I’ve been using pfSense in production for a number of years. What started out as a casual exploration of alternative firewalls years ago has blossomed into a real love of pfSense and the power it offers. Being a software based firewall gives lots of features out of the box, including built in load balancing. Although load balancing in pfSense doesn’t get much hype, it probably should. It solves a unique problem in a very effective and reliable way.
One of the things I ran into with Storehouse early on was the question of reliability. From the beginning, I’ve built the architecture to be shared-nothing and N+1 whenever possible. One crucial component of this is a load balancer, or a device that sorts traffic to a pool of hosts to both distribute load and build a level of fault tolerance. With common applications such as a web server, there are lots of software packages like nginx and apache that can handle your load balancing. One challenge Storehouse presented was the need to load balance SSH, something that doesn’t have an a clear cut solution like HTTP traffic.

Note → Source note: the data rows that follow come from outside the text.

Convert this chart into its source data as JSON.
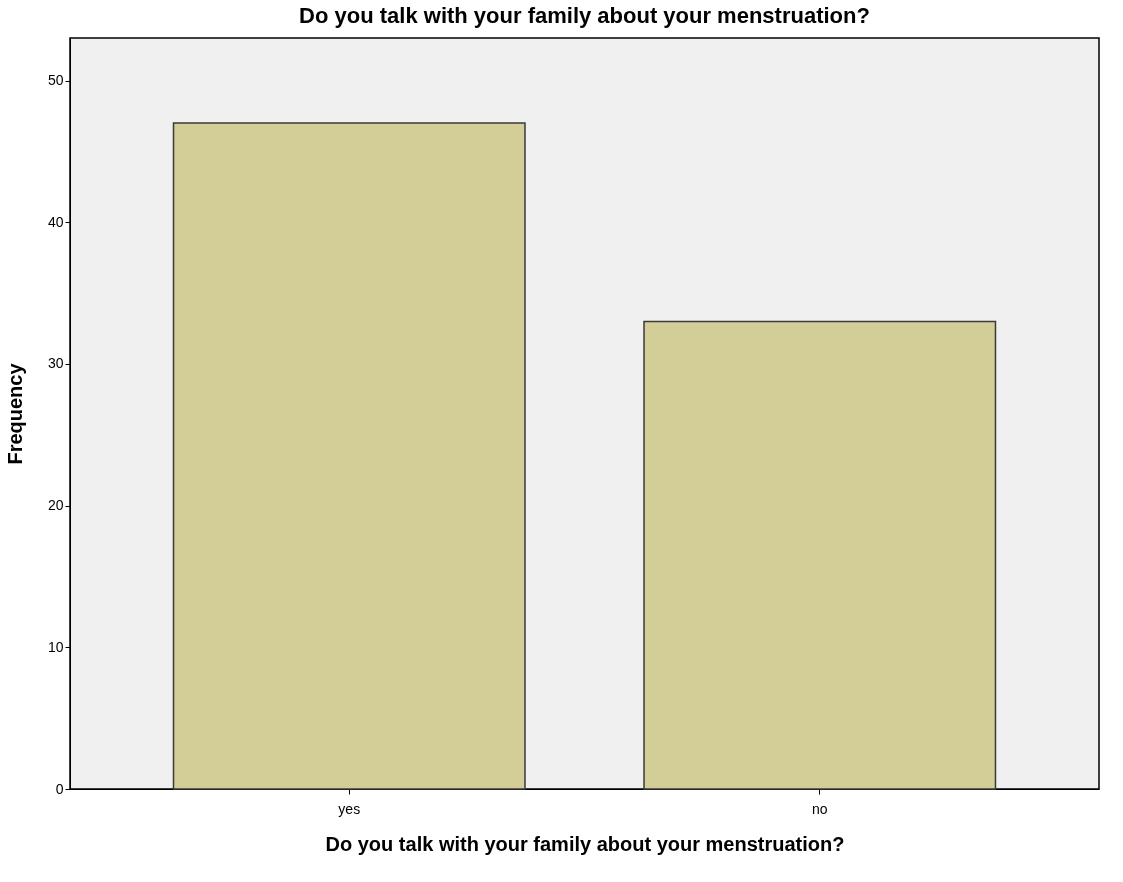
{
  "chart_data": {
    "type": "bar",
    "title": "Do you talk with your family about your menstruation?",
    "xlabel": "Do you talk with your family about your menstruation?",
    "ylabel": "Frequency",
    "categories": [
      "yes",
      "no"
    ],
    "values": [
      47,
      33
    ],
    "color": "#d3ce97",
    "ylim": [
      0,
      53
    ],
    "yticks": [
      0,
      10,
      20,
      30,
      40,
      50
    ],
    "grid": false,
    "legend": false
  }
}
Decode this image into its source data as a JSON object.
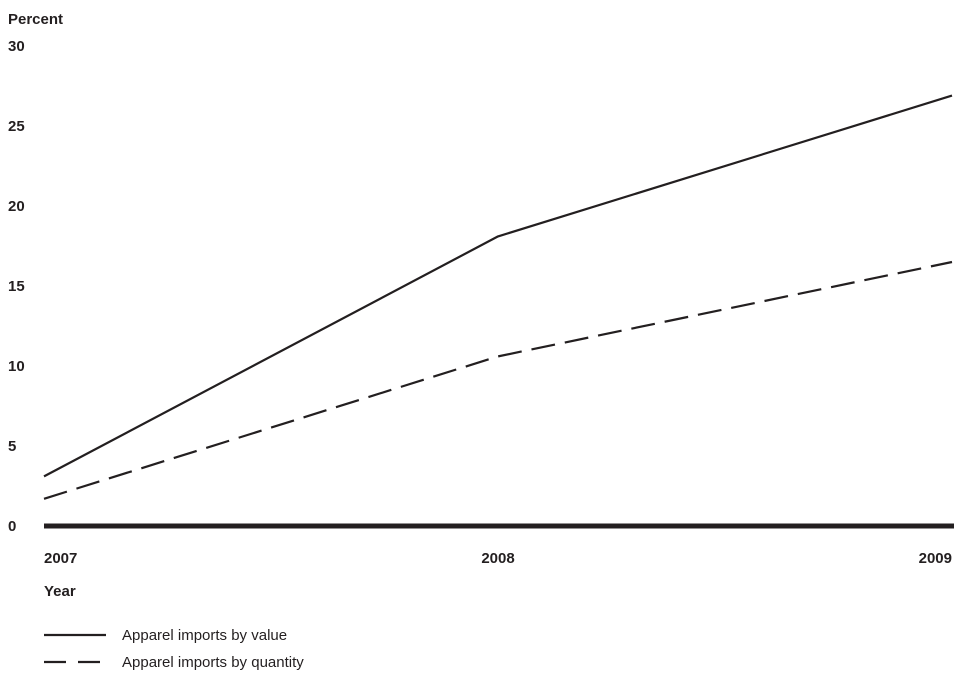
{
  "chart_data": {
    "type": "line",
    "title": "",
    "ylabel": "Percent",
    "xlabel": "Year",
    "x": [
      "2007",
      "2008",
      "2009"
    ],
    "ylim": [
      0,
      30
    ],
    "yticks": [
      0,
      5,
      10,
      15,
      20,
      25,
      30
    ],
    "grid": false,
    "legend_position": "bottom-left",
    "series": [
      {
        "name": "Apparel imports by value",
        "line_style": "solid",
        "color": "#231f20",
        "values": [
          3.1,
          18.1,
          26.9
        ]
      },
      {
        "name": "Apparel imports by quantity",
        "line_style": "dashed",
        "color": "#231f20",
        "values": [
          1.7,
          10.6,
          16.5
        ]
      }
    ]
  }
}
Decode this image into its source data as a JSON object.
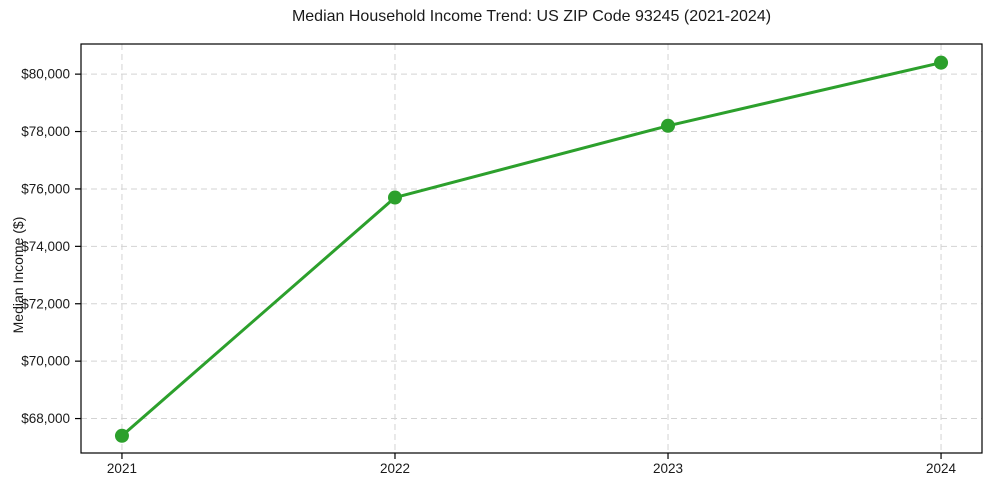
{
  "chart_data": {
    "type": "line",
    "title": "Median Household Income Trend: US ZIP Code 93245 (2021-2024)",
    "xlabel": "",
    "ylabel": "Median Income ($)",
    "x": [
      "2021",
      "2022",
      "2023",
      "2024"
    ],
    "values": [
      67400,
      75700,
      78200,
      80400
    ],
    "xtick_labels": [
      "2021",
      "2022",
      "2023",
      "2024"
    ],
    "yticks": [
      68000,
      70000,
      72000,
      74000,
      76000,
      78000,
      80000
    ],
    "ytick_labels": [
      "$68,000",
      "$70,000",
      "$72,000",
      "$74,000",
      "$76,000",
      "$78,000",
      "$80,000"
    ],
    "ylim": [
      66800,
      81050
    ],
    "grid": true,
    "grid_line_style": "dashed",
    "legend_position": "none",
    "colors": {
      "line": "#2ca02c",
      "marker": "#2ca02c",
      "grid": "#d3d3d3",
      "spine": "#000000",
      "text": "#1a1a1a",
      "background": "#ffffff"
    }
  }
}
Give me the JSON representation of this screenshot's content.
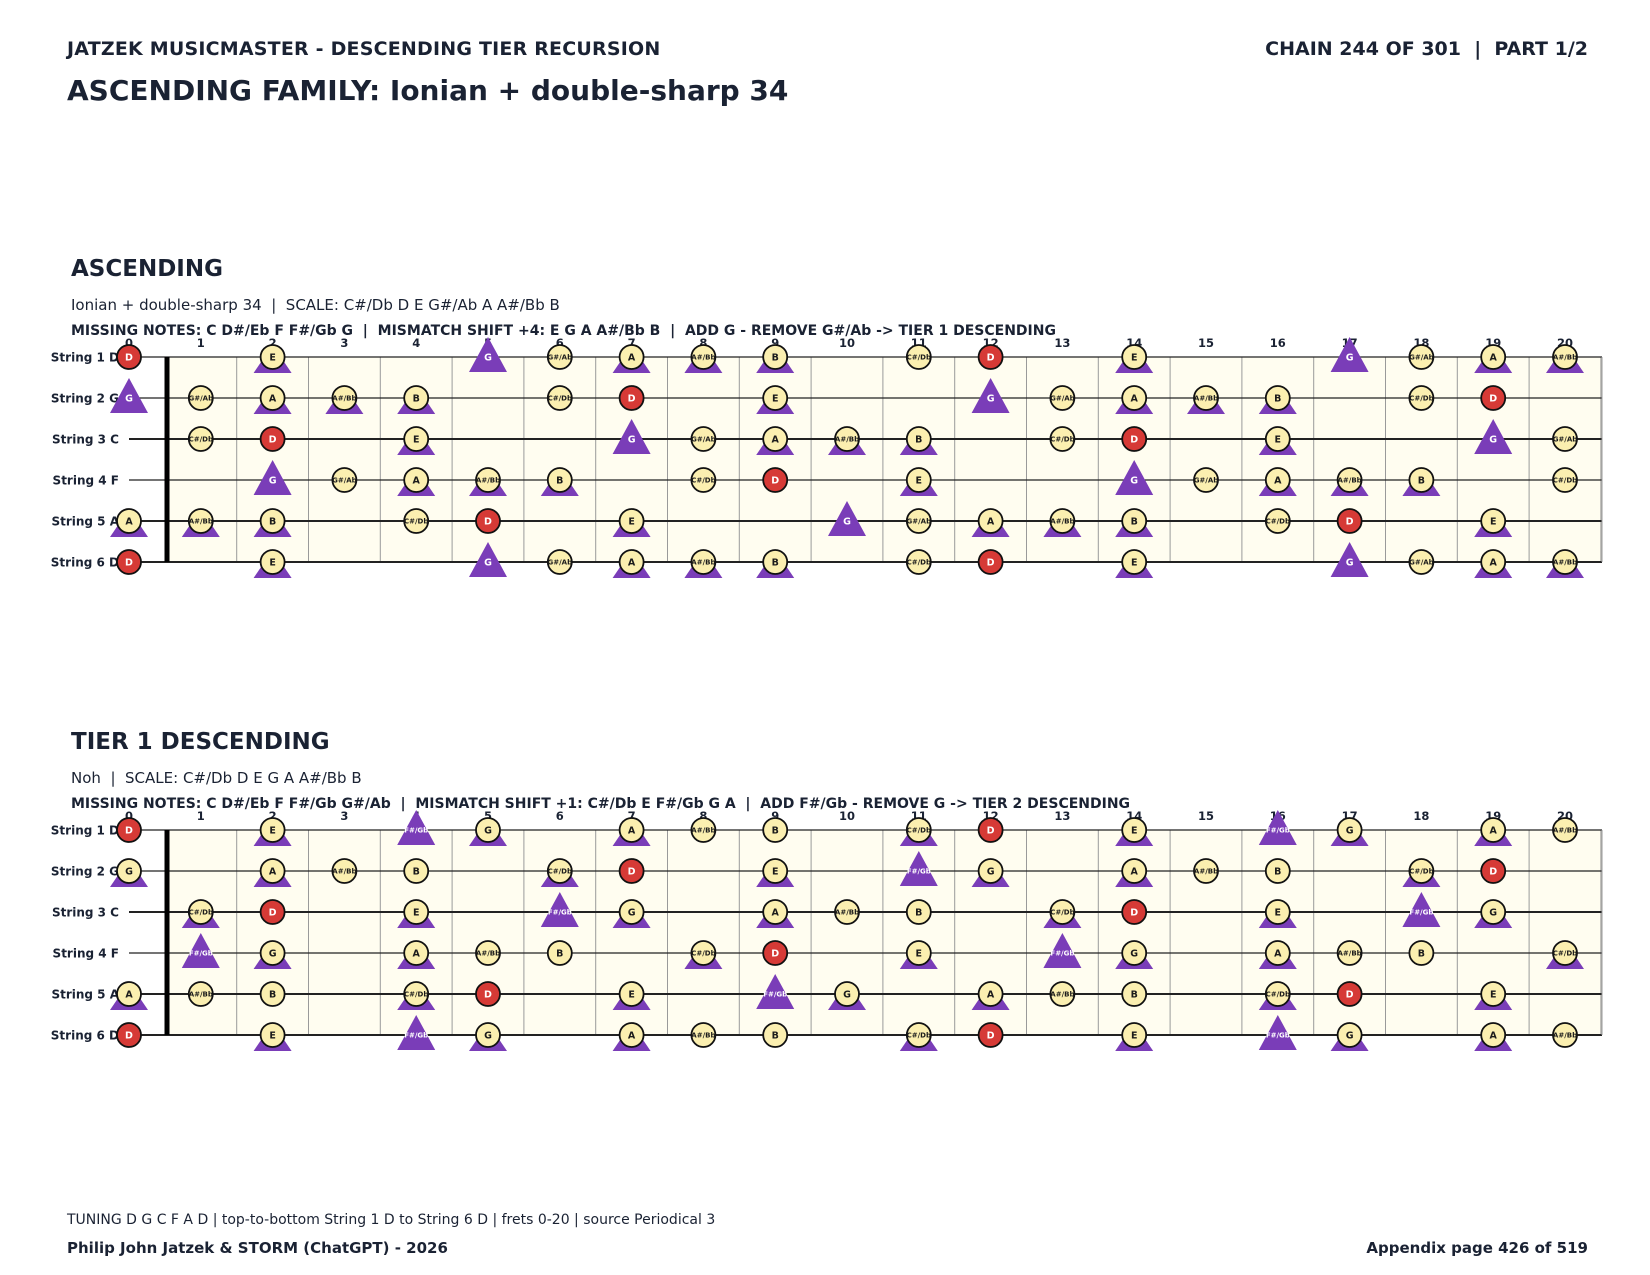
{
  "header": {
    "left": "JATZEK MUSICMASTER - DESCENDING TIER RECURSION",
    "right": "CHAIN 244 OF 301  |  PART 1/2",
    "title": "ASCENDING FAMILY: Ionian + double-sharp 34"
  },
  "sections": [
    {
      "title": "ASCENDING",
      "subtitle": "Ionian + double-sharp 34  |  SCALE: C#/Db D E G#/Ab A A#/Bb B",
      "missing": "MISSING NOTES: C D#/Eb F F#/Gb G  |  MISMATCH SHIFT +4: E G A A#/Bb B  |  ADD G - REMOVE G#/Ab -> TIER 1 DESCENDING",
      "fret_labels": [
        "0",
        "1",
        "2",
        "3",
        "4",
        "5",
        "6",
        "7",
        "8",
        "9",
        "10",
        "11",
        "12",
        "13",
        "14",
        "15",
        "16",
        "17",
        "18",
        "19",
        "20"
      ],
      "strings": [
        {
          "label": "String 1 D",
          "notes": [
            "D",
            "",
            "E",
            "",
            "",
            "G",
            "G#/Ab",
            "A",
            "A#/Bb",
            "B",
            "",
            "C#/Db",
            "D",
            "",
            "E",
            "",
            "",
            "G",
            "G#/Ab",
            "A",
            "A#/Bb"
          ]
        },
        {
          "label": "String 2 G",
          "notes": [
            "G",
            "G#/Ab",
            "A",
            "A#/Bb",
            "B",
            "",
            "C#/Db",
            "D",
            "",
            "E",
            "",
            "",
            "G",
            "G#/Ab",
            "A",
            "A#/Bb",
            "B",
            "",
            "C#/Db",
            "D",
            ""
          ]
        },
        {
          "label": "String 3 C",
          "notes": [
            "",
            "C#/Db",
            "D",
            "",
            "E",
            "",
            "",
            "G",
            "G#/Ab",
            "A",
            "A#/Bb",
            "B",
            "",
            "C#/Db",
            "D",
            "",
            "E",
            "",
            "",
            "G",
            "G#/Ab"
          ]
        },
        {
          "label": "String 4 F",
          "notes": [
            "",
            "",
            "G",
            "G#/Ab",
            "A",
            "A#/Bb",
            "B",
            "",
            "C#/Db",
            "D",
            "",
            "E",
            "",
            "",
            "G",
            "G#/Ab",
            "A",
            "A#/Bb",
            "B",
            "",
            "C#/Db"
          ]
        },
        {
          "label": "String 5 A",
          "notes": [
            "A",
            "A#/Bb",
            "B",
            "",
            "C#/Db",
            "D",
            "",
            "E",
            "",
            "",
            "G",
            "G#/Ab",
            "A",
            "A#/Bb",
            "B",
            "",
            "C#/Db",
            "D",
            "",
            "E",
            ""
          ]
        },
        {
          "label": "String 6 D",
          "notes": [
            "D",
            "",
            "E",
            "",
            "",
            "G",
            "G#/Ab",
            "A",
            "A#/Bb",
            "B",
            "",
            "C#/Db",
            "D",
            "",
            "E",
            "",
            "",
            "G",
            "G#/Ab",
            "A",
            "A#/Bb"
          ]
        }
      ],
      "root": "D",
      "circle_notes": [
        "D",
        "E",
        "G#/Ab",
        "A",
        "A#/Bb",
        "B",
        "C#/Db"
      ],
      "triangle_notes": [
        "G",
        "E",
        "A",
        "A#/Bb",
        "B"
      ]
    },
    {
      "title": "TIER 1 DESCENDING",
      "subtitle": "Noh  |  SCALE: C#/Db D E G A A#/Bb B",
      "missing": "MISSING NOTES: C D#/Eb F F#/Gb G#/Ab  |  MISMATCH SHIFT +1: C#/Db E F#/Gb G A  |  ADD F#/Gb - REMOVE G -> TIER 2 DESCENDING",
      "fret_labels": [
        "0",
        "1",
        "2",
        "3",
        "4",
        "5",
        "6",
        "7",
        "8",
        "9",
        "10",
        "11",
        "12",
        "13",
        "14",
        "15",
        "16",
        "17",
        "18",
        "19",
        "20"
      ],
      "strings": [
        {
          "label": "String 1 D",
          "notes": [
            "D",
            "",
            "E",
            "",
            "F#/Gb",
            "G",
            "",
            "A",
            "A#/Bb",
            "B",
            "",
            "C#/Db",
            "D",
            "",
            "E",
            "",
            "F#/Gb",
            "G",
            "",
            "A",
            "A#/Bb"
          ]
        },
        {
          "label": "String 2 G",
          "notes": [
            "G",
            "",
            "A",
            "A#/Bb",
            "B",
            "",
            "C#/Db",
            "D",
            "",
            "E",
            "",
            "F#/Gb",
            "G",
            "",
            "A",
            "A#/Bb",
            "B",
            "",
            "C#/Db",
            "D",
            ""
          ]
        },
        {
          "label": "String 3 C",
          "notes": [
            "",
            "C#/Db",
            "D",
            "",
            "E",
            "",
            "F#/Gb",
            "G",
            "",
            "A",
            "A#/Bb",
            "B",
            "",
            "C#/Db",
            "D",
            "",
            "E",
            "",
            "F#/Gb",
            "G",
            ""
          ]
        },
        {
          "label": "String 4 F",
          "notes": [
            "",
            "F#/Gb",
            "G",
            "",
            "A",
            "A#/Bb",
            "B",
            "",
            "C#/Db",
            "D",
            "",
            "E",
            "",
            "F#/Gb",
            "G",
            "",
            "A",
            "A#/Bb",
            "B",
            "",
            "C#/Db"
          ]
        },
        {
          "label": "String 5 A",
          "notes": [
            "A",
            "A#/Bb",
            "B",
            "",
            "C#/Db",
            "D",
            "",
            "E",
            "",
            "F#/Gb",
            "G",
            "",
            "A",
            "A#/Bb",
            "B",
            "",
            "C#/Db",
            "D",
            "",
            "E",
            ""
          ]
        },
        {
          "label": "String 6 D",
          "notes": [
            "D",
            "",
            "E",
            "",
            "F#/Gb",
            "G",
            "",
            "A",
            "A#/Bb",
            "B",
            "",
            "C#/Db",
            "D",
            "",
            "E",
            "",
            "F#/Gb",
            "G",
            "",
            "A",
            "A#/Bb"
          ]
        }
      ],
      "root": "D",
      "circle_notes": [
        "D",
        "E",
        "G",
        "A",
        "A#/Bb",
        "B",
        "C#/Db"
      ],
      "triangle_notes": [
        "F#/Gb",
        "C#/Db",
        "E",
        "G",
        "A"
      ]
    }
  ],
  "colors": {
    "triangle": "#7a3db8",
    "circle_fill": "#fbefb0",
    "root_fill": "#d63a36",
    "board_fill": "#fffdf0",
    "text": "#1a2233"
  },
  "footer": {
    "note": "TUNING D G C F A D | top-to-bottom String 1 D to String 6 D | frets 0-20 | source Periodical 3",
    "left": "Philip John Jatzek & STORM (ChatGPT) - 2026",
    "right": "Appendix page 426 of 519"
  }
}
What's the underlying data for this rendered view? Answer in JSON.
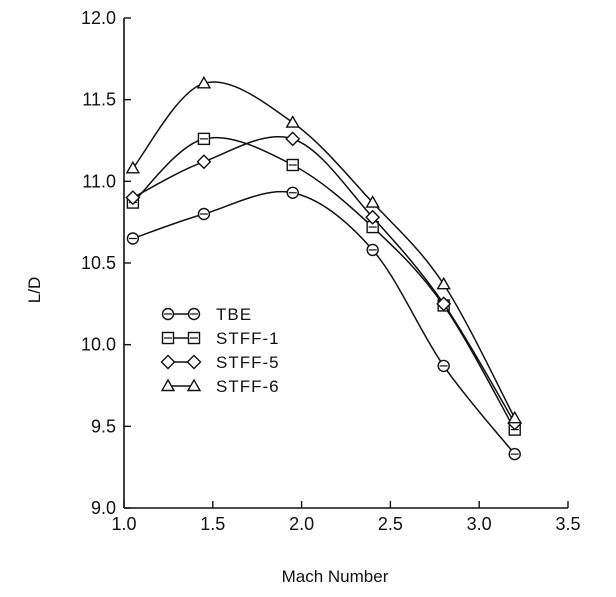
{
  "chart_data": {
    "type": "line",
    "title": "",
    "xlabel": "Mach Number",
    "ylabel": "L/D",
    "xlim": [
      1.0,
      3.5
    ],
    "ylim": [
      9.0,
      12.0
    ],
    "x_ticks": [
      1.0,
      1.5,
      2.0,
      2.5,
      3.0,
      3.5
    ],
    "x_tick_labels": [
      "1.0",
      "1.5",
      "2.0",
      "2.5",
      "3.0",
      "3.5"
    ],
    "y_ticks": [
      9.0,
      9.5,
      10.0,
      10.5,
      11.0,
      11.5,
      12.0
    ],
    "y_tick_labels": [
      "9.0",
      "9.5",
      "10.0",
      "10.5",
      "11.0",
      "11.5",
      "12.0"
    ],
    "grid": false,
    "legend_position": "center-left",
    "series": [
      {
        "name": "TBE",
        "marker": "circle",
        "x": [
          1.05,
          1.45,
          1.95,
          2.4,
          2.8,
          3.2
        ],
        "y": [
          10.65,
          10.8,
          10.93,
          10.58,
          9.87,
          9.33
        ]
      },
      {
        "name": "STFF-1",
        "marker": "square",
        "x": [
          1.05,
          1.45,
          1.95,
          2.4,
          2.8,
          3.2
        ],
        "y": [
          10.87,
          11.26,
          11.1,
          10.72,
          10.24,
          9.48
        ]
      },
      {
        "name": "STFF-5",
        "marker": "diamond",
        "x": [
          1.05,
          1.45,
          1.95,
          2.4,
          2.8,
          3.2
        ],
        "y": [
          10.9,
          11.12,
          11.26,
          10.78,
          10.25,
          9.52
        ]
      },
      {
        "name": "STFF-6",
        "marker": "triangle",
        "x": [
          1.05,
          1.45,
          1.95,
          2.4,
          2.8,
          3.2
        ],
        "y": [
          11.08,
          11.6,
          11.36,
          10.87,
          10.37,
          9.55
        ]
      }
    ]
  }
}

My original solution for this was to use Round Robin DNS, essentially sthse.co resolved to two addresses: 205.196.125.63 and 205.196.125.67. When you connected and asked the nameserver for an address, it would reply with one of those two and you would connect. This worked, but had a few drawbacks. The biggest was that this couldn’t automatically failover, meaning if a SSH host went down I would have to update the firewall to forward traffic to the node that is up. This never really sat too well so I always kept an eye out for a better load balancing solution, which I found in our pfSense firewall.
Not Much, But Well Deserved, Hype
To be honest, I didn’t even know pfSense had a load balancer built in until I was poking around in the settings and found it in the service menu. It’s not a feature that comes to mind right away when picking pfSense, but it really should be. I’ve found the default load balancer to be excellent in handling traffic. It balances well, keeps a user talking to a single host (a consideration with SSH), and fails over without delay. Since we already pfSense, enabling it was no big deal. We set it up to automatically balance traffic coming in on our virtual IP’s to the correct server based on the port. Since the processing is done in the firewall, there isn’t any additional machines or setup to do on the network.
An important ability is for pfSense to reroute traffic once an application server (the server you talk to after the load balancer) fails. I ran a few tests, but I don’t have the means to set up a better environment and compare it to other solutions, so these results should be taken with a grain of salt. I’ve found failoverto take just a few miliseconds to not only detect a down node but to reconverge. I tested this by abruptly stopping one of my application servers to see how quick pfSense would detect that it was down. Using the default ICMP monitor, pfSense knew it was down before I could even make it over to refresh the page on the firewall. This means that I can, in theory at least, fail over heavily utilizied links with dropping just a few requests.
The other major feature that makes pfSense so wonderful is it’s ability to fail over, including the load balancer, to another host on failure. This isn’t the same as failing over a service to a new host, this is failing over the entire load balancing operation. This means with CARP, you automatically get a redundant load balancer without having to configure anything. This fails over just as fast as pfSense (a few packets, not a few seconds) and keeps everything lined up since it syncs everything automatically.
I still can’t get over how awesome this is: I can have redundant firewalls with redundant load balancers sending traffic to renduant application servers with everything failing over in a matter of miliseconds. That’s at least N+1, closer to 2N redundancy without any expensive equipment or any proprietary software or protocols. There’s no software to install on the pool nodes and virtually no configuration.
Speed is Killer
One of the great things I love about this setup is its speed. It only takes a moment to detect a failure and adjust accordingly. This blows any solution that relies on VMWare’s or Proxmox’s HA software to detect the failure and restart the machine. Since those have to wait for the node to go offline, confirm that it’s offline, and restart the node they can take a few seconds or minutes. That doesn’t sound like a lot, but that’s still an interruption to your users. Since Storehouse can fail over so quickly, we’re not likely to drop a single request from a user, which is pretty awesome.
I’ve been running the pfSense balancer on Storehouse for a couple of months now, and have had no issues with its speed during a number of simulated and actual failures. I would recommend this to anyone, especially if you’re already running pfSense since it’s built in. If you’re running redundant pfSense installations, even better: you just got yourself a 2N load balancer fore free. Compared to a hardware solution or a more hacked Iptables solution, it’s a no brainer to make the change.